Along with fog, thick eel grass or, worse, blue-green algae, are also deal-breakers for the swimmers.
Those passing bad experiences haven't changed their love of the water. Rowen, who has run marathons, took up swimming when her knees gave out and she couldn't run anymore. "I want to age healthily and keep moving," she says. A year ago, she swam the San Francisco classic, Alcatraz. Along with hundreds of others, Rowen was motored by boat to the island, then swam the 1.7 miles back to shore. She and five Humboldt swimming friends had planned to rent an Airbnb in the city and participate in the swim in September, but it was canceled due to COVID-19. This time next year, fingers crossed.

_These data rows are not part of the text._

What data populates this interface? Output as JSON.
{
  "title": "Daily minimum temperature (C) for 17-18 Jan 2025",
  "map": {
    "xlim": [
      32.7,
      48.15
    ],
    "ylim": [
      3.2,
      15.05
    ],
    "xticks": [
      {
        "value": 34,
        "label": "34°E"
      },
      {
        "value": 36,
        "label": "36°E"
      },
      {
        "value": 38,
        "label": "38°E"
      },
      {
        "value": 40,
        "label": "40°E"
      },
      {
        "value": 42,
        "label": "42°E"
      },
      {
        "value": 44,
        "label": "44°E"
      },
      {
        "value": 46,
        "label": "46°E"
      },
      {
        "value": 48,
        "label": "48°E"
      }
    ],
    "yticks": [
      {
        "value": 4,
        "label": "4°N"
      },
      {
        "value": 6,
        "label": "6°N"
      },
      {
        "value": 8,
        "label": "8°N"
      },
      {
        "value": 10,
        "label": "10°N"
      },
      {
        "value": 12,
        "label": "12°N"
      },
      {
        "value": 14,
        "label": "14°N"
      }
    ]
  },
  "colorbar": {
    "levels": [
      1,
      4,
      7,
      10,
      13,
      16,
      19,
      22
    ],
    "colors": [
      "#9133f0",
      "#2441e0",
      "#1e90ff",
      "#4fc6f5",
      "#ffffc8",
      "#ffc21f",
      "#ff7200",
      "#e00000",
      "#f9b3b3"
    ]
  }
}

As for Sarabia, though she forces herself to swim indoors during the winter, she can't get enough of the skies and wildlife. "Last week we shared the water with 10 otters! I think I'm part-amphibian," she says.
The Lagoonies aren't the only group of water lovers in the area. Humboldt Wild Swimmers, has 252 members on its private Facebook page. Rowen also belongs to the Humboldt Bluetits Chill Swimmers, (also on Facebook) the local chapter of an international group of merry folks who frolic around in the bay naked — that is, if you don't count their wool caps. They meet once or twice a week at dawn or sundown, as well as on special occasions like the full moon or the equinox. "We play around in the water for 30 minutes or so at a beach past Samoa," says Rowen. "I call it water massage."
I summoned my courage and drove down the Samoa Road in the fog to join the Bluetits Chillers for their Harvest Moon water party. No moonlight but the Kraken rum that we sipped on the sand before getting wet toasted my insides, and as we bounced around in the water, all the shrieking and yelling helped, too. My endorphins definitely want a repeat.
Whether you want to swim, train or just cavort, here in aquatic Humboldt, there's a group for you. Come on in, the water is calling.
Louisa Rogers (she/her) is a leadership coach and writer who lives in Eureka and in Guanajuato, Mexico.